Where is the village? Care leaver early parenting, social isolation and surveillance bias
This article, published in the International Journal on Child Maltreatment, investigates care leaver early parenting in Victoria, Australia. The researchers interviewed service providers to gather insight into the factors that lead to a high prevalence of early parenting among care leavers, and the services that are available and necessary to assist young parents and their children. The study found that care leavers experience unique challenges arising from their care experience that impact their means to safely raise children, necessitating improved transition supports and parenting supports.

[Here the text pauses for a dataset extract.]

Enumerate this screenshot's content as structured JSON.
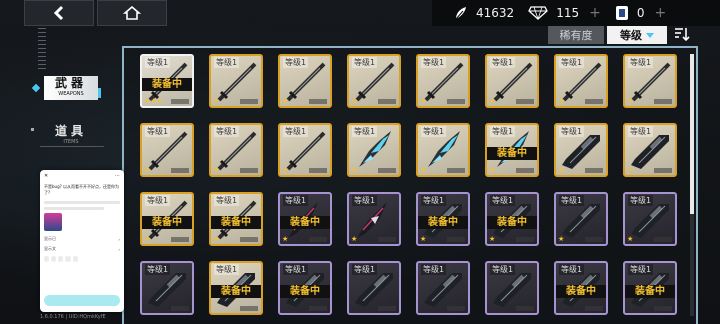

“Your behaviour has consequences”: Children and young people’s perspectives on reparation with their fathers after domestic violence
This paper from Katie Lamb, Cathy Humphreys and Kelsey Hegarty (University of Melbourne) presents ﬁndings from qualitative research undertaken in Australia with children and young people who have experienced domestic violence aged 9 to 19 years. It explores children and young people's perspectives on fathering in the context of domestic violence as well as the key messages they believe fathers who attend a program to address their violence need to know. This paper will focus on some of the ﬁndings of the study, with a particular focus on the issue of reparation which was identiﬁed as a strong theme in children and young people's accounts.